Out of the house by 7:10a, we dropped off Benny at a pet-sitter for the rest of the PAX weekend. He’s happy to go there and we’re happy to be able to be away from the house for hours at a time, potentially late into the evening if something interesting comes up. The rest of the drive into Seattle was smooth and parking was easy. We hit the Starbucks again and got in line in The Queue. This year, and maybe last year, PAX has foregone the old Queue Room construct in favor of a long, meandering queue out into Freeway Park and back. Despite the slight drizzle and some overly-friendly squirrels, I really like the change to an outdoor setting. It’s not as nice to sit down and wait, but the setting is much more soothing. Additionally, it gives all of that space to the Expo Hall to add more goodness.

At 10:00a they let us into the Expo Hall and our party made a beeline to the Blizzard booth where we got in line to play World of Warcraft: Legion. You might be asking, “Erik, haven’t you already been playing Legion for the last several days?” Yes, I’d reply. Then you might continue, pressing the matter, “But Erik, don’t you think that’s odd?” No, I’d reply. Two things make this not-odd. For one, I got to play some Legion intro content with a class/race combination that I’ll probably never play in the game. For two, by completing the demo, I got a neat pin:


I don’t really understand pin collecting and trading. But I appreciate the form factor for pins that are personally relevant.
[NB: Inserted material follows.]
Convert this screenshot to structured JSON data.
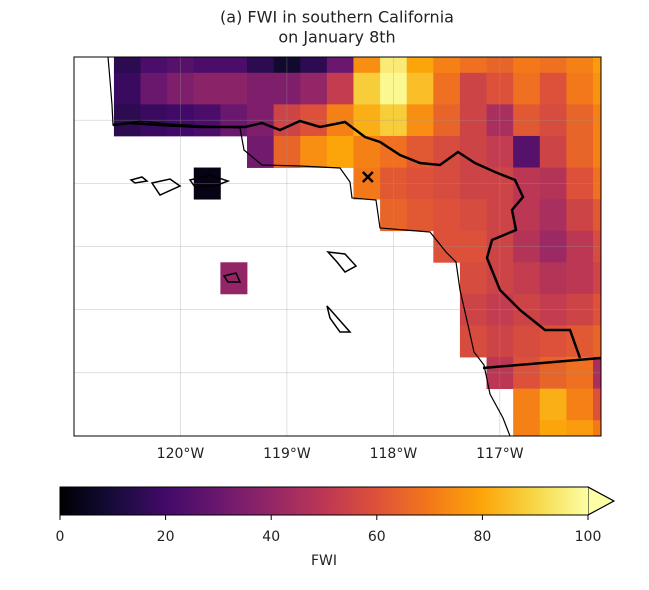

Because we got done with the Legion demo so quickly, we had time to grab lunch before our next scheduled event. So we headed out to the Seattle Westin and grabbed lunch at the Relish Burger Bistro. This set us up for an easy transfer upstairs to wait for the 1:00p Legion Panel by a number of the Blizzard Game Designers. The panel was really cool for a fan. A little bit of the background and thought process that went into the expansion, some looks forward, and, critically, the announcement of something new.

By the time the Legion panel was done, we were all buzzing with WoW goodness. Rather than risk getting (any more) worn out, we took the positivity and headed home to play some more Legion. Back tomorrow for more time actually playing video games (Microsoft booth, perhaps?) and maybe some tabletop? Who knows! Two more days of PAX have an awful lot of possibilities.